Das Bundesamt für Kommunikation (Bakom) zieht den Billag-Entscheid des Bundesverwaltungsgerichts ans Bundesgericht weiter. Anfangs Februar hat das Bundesverwaltungsgericht entschieden, dass die Schweizerische Erhebungsstelle für Radio- und Fernsehempfangsgebühren Billag unrechtmässig erhobene Mehrwertsteuern zurückzahlen muss.
Das Urteil vom Bundesverwaltungsgericht basiert auf der Auslegung eines bundesgerichtlichen Urteils vom 13. April 2015. Diese Auslegung teile das Bakom nicht. Grund für die Anfechtung seien offene grundsätzliche Fragen, heisst es auf der Website vom Bakom. Es gehe dabei um die Auswirkungen von höchstrichterlichen Praxisänderungen. Diese Fragen seien für die Rechtssicherheit von zentraler Bedeutung.

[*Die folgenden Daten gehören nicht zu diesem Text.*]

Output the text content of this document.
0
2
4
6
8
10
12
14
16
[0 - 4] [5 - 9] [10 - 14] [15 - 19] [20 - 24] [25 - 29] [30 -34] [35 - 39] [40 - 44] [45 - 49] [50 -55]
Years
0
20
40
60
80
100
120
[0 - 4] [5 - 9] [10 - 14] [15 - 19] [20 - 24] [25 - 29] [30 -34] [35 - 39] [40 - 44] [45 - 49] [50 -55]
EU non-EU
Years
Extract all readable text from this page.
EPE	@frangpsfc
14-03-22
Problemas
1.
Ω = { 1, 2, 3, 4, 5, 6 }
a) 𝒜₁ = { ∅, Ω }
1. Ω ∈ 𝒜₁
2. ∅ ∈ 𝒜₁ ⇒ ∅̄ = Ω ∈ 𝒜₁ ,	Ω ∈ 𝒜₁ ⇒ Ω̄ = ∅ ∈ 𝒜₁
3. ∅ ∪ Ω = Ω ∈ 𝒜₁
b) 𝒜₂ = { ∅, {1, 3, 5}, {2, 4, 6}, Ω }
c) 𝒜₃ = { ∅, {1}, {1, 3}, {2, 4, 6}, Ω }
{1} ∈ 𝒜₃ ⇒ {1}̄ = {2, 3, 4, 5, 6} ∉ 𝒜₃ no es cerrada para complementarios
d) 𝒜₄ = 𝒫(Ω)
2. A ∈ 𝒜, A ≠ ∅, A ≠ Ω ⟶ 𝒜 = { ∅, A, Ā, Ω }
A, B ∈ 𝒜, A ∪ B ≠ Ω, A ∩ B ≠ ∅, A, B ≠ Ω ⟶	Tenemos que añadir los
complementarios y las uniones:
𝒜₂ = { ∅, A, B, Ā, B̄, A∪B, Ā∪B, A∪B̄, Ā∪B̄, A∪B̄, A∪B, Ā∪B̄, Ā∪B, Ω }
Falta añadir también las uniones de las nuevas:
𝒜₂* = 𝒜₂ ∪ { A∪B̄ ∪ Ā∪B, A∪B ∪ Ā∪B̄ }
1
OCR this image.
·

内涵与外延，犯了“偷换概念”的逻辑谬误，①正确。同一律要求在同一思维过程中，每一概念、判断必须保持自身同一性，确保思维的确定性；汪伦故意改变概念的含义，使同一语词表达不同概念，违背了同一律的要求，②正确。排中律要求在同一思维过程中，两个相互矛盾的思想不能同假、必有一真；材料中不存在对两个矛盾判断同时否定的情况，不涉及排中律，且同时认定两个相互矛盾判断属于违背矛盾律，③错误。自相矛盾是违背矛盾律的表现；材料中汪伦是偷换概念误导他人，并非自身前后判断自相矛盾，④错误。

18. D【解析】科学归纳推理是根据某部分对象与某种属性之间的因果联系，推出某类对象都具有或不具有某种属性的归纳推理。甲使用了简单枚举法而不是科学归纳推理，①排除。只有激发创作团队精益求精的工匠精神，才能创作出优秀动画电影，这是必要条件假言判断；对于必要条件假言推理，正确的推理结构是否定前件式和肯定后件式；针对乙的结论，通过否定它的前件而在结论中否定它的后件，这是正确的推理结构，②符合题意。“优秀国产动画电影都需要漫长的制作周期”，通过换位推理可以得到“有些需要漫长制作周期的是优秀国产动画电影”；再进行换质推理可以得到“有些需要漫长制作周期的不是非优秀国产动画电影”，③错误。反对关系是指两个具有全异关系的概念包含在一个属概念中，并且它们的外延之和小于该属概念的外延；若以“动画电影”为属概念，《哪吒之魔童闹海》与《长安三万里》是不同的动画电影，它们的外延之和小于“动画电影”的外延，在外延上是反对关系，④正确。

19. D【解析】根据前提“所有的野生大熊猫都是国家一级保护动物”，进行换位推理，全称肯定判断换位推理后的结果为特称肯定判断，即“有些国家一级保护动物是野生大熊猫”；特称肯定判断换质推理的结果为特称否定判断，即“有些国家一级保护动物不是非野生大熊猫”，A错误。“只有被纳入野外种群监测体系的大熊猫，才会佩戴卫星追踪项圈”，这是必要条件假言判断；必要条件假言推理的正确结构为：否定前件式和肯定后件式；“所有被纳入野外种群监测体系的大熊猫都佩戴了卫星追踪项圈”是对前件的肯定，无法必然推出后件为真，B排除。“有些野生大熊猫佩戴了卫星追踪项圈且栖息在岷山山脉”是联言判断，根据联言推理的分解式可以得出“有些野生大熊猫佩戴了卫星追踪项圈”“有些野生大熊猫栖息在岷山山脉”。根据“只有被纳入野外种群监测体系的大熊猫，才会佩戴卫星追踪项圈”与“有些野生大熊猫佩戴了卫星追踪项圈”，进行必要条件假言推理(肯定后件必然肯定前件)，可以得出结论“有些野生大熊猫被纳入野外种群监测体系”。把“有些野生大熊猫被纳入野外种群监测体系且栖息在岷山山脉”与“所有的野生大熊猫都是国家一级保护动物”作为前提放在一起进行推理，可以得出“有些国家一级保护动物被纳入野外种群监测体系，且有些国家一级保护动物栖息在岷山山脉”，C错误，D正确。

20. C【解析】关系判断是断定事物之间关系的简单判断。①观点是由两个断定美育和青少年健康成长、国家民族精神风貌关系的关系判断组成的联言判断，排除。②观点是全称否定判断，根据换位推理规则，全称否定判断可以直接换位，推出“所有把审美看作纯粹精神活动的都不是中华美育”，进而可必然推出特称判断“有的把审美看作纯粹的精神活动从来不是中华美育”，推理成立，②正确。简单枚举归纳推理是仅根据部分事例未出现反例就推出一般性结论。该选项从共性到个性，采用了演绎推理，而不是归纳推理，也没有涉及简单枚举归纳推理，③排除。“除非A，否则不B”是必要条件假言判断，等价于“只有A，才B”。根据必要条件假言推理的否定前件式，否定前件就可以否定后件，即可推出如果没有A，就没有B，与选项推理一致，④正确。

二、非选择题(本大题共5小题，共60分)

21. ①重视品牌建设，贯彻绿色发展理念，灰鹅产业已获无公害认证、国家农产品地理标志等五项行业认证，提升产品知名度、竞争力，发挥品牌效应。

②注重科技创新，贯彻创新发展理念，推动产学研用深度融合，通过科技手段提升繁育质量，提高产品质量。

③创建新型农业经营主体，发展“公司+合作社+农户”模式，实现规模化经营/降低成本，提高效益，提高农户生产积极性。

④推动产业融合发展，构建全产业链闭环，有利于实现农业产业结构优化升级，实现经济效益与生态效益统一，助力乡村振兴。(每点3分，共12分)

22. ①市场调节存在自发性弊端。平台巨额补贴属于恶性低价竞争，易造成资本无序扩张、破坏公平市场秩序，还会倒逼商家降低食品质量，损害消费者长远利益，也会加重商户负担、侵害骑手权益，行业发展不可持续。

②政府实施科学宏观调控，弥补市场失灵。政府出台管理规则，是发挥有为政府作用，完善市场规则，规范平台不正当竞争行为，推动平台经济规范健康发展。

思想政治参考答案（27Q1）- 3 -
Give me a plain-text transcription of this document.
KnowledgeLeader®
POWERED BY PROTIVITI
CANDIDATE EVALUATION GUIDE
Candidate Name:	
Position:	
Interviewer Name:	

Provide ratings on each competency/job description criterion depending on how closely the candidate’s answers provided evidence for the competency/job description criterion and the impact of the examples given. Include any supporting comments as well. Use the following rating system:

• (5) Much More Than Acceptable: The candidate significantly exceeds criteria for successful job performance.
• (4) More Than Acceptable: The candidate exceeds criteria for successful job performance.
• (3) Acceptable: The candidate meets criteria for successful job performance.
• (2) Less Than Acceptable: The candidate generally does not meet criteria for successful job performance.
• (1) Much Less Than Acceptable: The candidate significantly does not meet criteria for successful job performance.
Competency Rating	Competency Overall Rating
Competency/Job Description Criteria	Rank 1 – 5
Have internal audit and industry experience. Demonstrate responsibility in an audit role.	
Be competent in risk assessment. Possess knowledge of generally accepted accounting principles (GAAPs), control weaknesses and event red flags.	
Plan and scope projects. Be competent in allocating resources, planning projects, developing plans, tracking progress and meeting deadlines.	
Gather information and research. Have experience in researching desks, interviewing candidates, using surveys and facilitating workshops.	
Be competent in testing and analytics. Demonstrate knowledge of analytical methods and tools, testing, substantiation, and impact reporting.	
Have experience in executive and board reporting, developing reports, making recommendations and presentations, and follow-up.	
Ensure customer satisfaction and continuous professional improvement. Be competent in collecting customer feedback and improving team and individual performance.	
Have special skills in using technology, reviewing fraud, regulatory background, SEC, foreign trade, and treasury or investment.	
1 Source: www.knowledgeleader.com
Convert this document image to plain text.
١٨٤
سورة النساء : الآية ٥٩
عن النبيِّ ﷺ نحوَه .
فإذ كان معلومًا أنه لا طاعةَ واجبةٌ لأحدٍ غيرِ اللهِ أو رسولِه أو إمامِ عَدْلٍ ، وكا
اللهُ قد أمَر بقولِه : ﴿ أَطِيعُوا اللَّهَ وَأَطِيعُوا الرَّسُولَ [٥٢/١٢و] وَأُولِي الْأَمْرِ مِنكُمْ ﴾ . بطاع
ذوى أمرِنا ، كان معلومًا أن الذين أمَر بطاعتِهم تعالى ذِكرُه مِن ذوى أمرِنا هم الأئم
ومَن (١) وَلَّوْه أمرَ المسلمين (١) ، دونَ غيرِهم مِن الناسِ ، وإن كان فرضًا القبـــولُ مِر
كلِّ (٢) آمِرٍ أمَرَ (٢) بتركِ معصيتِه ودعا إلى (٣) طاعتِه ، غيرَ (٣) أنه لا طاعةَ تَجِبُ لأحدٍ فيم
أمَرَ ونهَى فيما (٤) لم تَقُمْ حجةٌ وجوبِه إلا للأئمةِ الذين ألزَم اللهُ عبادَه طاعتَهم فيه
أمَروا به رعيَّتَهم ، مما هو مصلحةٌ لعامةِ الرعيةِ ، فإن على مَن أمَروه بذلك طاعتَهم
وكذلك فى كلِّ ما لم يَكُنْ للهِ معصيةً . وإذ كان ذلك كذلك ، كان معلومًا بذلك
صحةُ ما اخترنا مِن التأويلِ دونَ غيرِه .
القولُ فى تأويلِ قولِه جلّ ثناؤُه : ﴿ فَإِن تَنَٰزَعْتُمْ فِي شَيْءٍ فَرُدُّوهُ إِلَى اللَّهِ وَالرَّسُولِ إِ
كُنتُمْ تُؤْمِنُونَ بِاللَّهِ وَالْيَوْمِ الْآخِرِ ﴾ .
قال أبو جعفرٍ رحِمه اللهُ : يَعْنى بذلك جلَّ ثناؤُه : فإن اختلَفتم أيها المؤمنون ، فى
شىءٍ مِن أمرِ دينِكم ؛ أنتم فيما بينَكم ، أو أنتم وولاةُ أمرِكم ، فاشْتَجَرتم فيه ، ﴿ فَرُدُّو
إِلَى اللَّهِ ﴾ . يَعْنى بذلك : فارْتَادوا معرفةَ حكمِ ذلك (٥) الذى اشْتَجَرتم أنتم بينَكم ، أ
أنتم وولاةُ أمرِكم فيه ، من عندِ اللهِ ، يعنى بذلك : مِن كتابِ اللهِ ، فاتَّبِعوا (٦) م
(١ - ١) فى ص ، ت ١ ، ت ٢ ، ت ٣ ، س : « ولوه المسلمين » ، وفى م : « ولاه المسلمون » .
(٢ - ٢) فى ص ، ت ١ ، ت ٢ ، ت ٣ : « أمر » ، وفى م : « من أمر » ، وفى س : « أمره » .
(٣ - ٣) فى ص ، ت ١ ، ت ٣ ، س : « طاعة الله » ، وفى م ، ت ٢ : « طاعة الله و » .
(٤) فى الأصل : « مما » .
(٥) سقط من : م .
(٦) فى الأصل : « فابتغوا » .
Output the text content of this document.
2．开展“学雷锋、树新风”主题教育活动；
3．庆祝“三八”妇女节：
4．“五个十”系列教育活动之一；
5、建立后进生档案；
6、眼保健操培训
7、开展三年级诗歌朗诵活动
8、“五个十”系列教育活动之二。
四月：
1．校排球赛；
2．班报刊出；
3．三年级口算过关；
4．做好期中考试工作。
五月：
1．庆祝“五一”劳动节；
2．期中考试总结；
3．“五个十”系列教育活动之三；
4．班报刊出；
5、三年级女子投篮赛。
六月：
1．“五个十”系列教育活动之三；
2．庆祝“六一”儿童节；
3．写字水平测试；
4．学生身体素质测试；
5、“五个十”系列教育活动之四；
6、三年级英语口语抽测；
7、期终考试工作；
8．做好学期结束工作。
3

Das Bundesverwaltungsgericht habe sich weder über die Auswirkungen auf andere Gebührenzahlende noch über Modalitäten geäussert. Laut Bakom müsste eine Rückzahlung durch den Bund erfolgen. Im gleichen Zusammenhang seien 4 weitere Klagen von Organisationen für Konsumentenschutz hängig.